The group originating these attacks does so in a very targeted fashion. The document is crafted to target a specific organization, containing specific elements that deal with just that one organization. If you don't work for them, you are very unlikely to ever see this. Proof of how rare it is, are the number of requests for samples we got from companies like anti-virus vendors.

Chances are really huge you're not targeted, at least not by this exploit. There is so far one group doing (at least) one very targeted attacks with this. Either they need to change their method of operation to do widespread attacks, or some other group would need to get a sample, reverse engineer it, find the core of the exploit, modify it to work in a wider fashion and launch a new attack.

So do you need to dig in now? Most likely not, we suggest you act as if it's any new vulnerability where the details are still very well hidden.

  • The one being targeted organization needs specific actions.
  • If you are on the potential target list, you need to learn to defend against the unknown, not against this threat.
  • If you're not on their target list, chances are you will not see an exploit till Microsoft releases a patch and the knowledge to exploit it can be derived by the hackers.

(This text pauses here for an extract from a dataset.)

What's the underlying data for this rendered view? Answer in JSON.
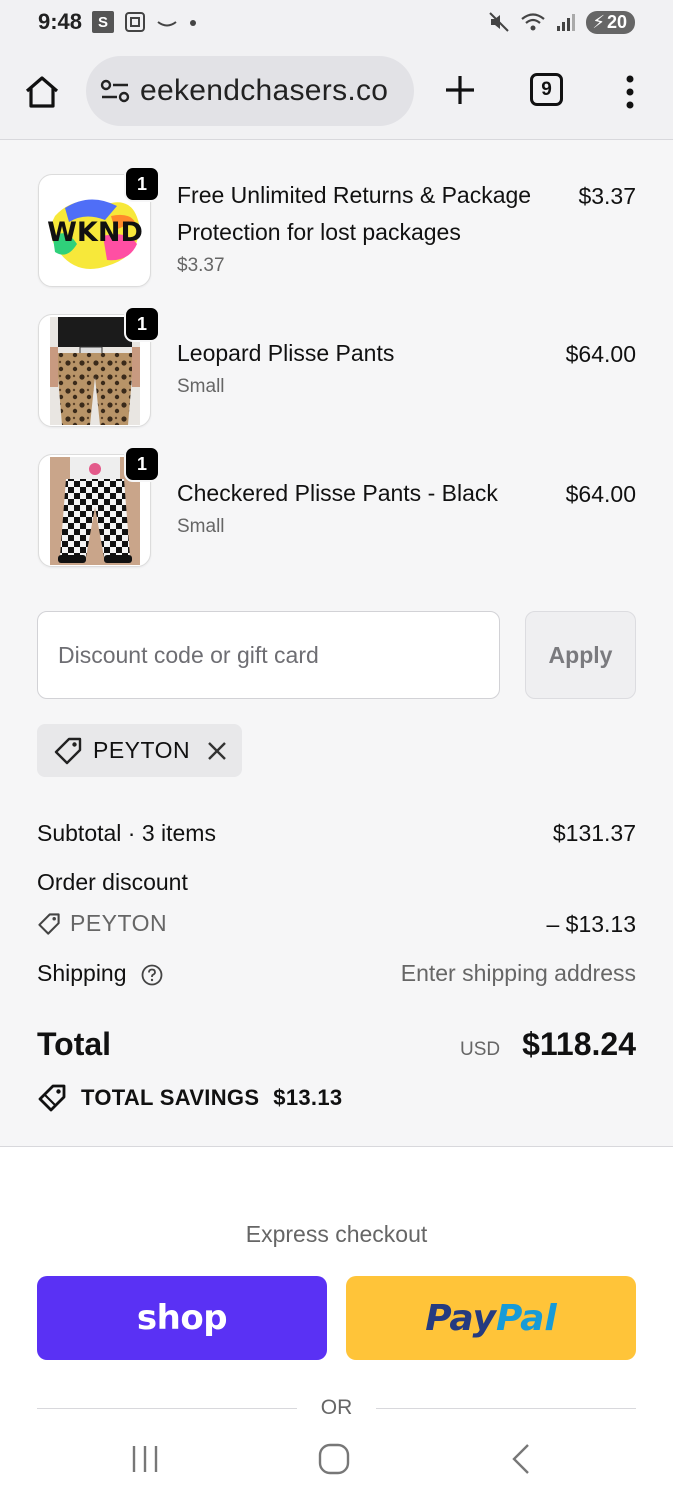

Panic and blindly taking actions is probably the worst course of action you can take.

Report

To say it in Michael's words:

"Emails were sent to specific individuals within the organization that contained a Microsoft Word attachment. This attachment, when opened, exploited a previously-unknown vulnerability in Microsoft Word (verified against a fully-patched system).  The exploit functioned as a dropper, extracting a trojan byte-for-byte from the host file when executed.  After extracting and launching the trojan, the exploit then overwrote the original Word document with a "clean" (not infected) copy from payload in the original infected document.  As a result of the exploit, Word crashes, informs the user of a problem, and offers to attempt to re-open the file.  If the user agrees, the new "clean" file is opened without incident." They are working with Microsoft on this.

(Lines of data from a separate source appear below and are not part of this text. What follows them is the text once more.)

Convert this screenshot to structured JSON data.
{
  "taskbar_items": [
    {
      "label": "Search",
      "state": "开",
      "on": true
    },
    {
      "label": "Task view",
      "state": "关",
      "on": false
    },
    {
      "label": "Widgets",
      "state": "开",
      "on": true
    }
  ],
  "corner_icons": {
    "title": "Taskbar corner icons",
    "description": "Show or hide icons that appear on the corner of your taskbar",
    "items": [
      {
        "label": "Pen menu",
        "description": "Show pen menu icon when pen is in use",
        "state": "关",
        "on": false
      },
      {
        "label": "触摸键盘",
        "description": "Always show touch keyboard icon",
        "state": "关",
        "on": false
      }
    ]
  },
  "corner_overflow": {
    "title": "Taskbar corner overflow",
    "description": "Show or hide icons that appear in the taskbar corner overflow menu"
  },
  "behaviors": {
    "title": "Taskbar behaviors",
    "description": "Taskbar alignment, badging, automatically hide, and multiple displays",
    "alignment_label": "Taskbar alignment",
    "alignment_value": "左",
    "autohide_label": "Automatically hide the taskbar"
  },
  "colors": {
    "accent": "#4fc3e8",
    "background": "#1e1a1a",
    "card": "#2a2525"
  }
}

"We are still analyzing the trojan dropped by the exploit.  What we do know is that it communicates back to localhosts[dot]3322[dot]org via HTTP.  It is proxy-aware, and "pings" this server using HTTP POSTs of 0 bytes (no data actually POSTed) with a periodicity of approximately one minute.  It has rootkit-like functionality, hiding binary files associated with the exploit (all files on the system named winguis.dll will not be shown in Explorer, etc.), and invokes itself automatically by including the trojan binary in "HKEY_LOCAL_MACHINE\Software\Microsoft\Windows NT\CurrentVersion\Windows".  Note that, as of this morning, no anti-virus signatures detected this file as problematic according to virustotal.com.

We have traced nearly this attack to the far east; specifically, China and Taiwan.  IP's seen are registered there, domains seen are registered there, and the emails received originated from a server in that region.  The attackers appear to be aware that they have been "outed", and have been routinely changing the IP address associated with the URL above.

Due to the aggravating circumstances (0-day, no AV detection), we wanted to make sure the community is aware that this problem exists as soon as possible."

More information:

Many thanks to all handlers active on this: Johannes, Chris, William, Adrien.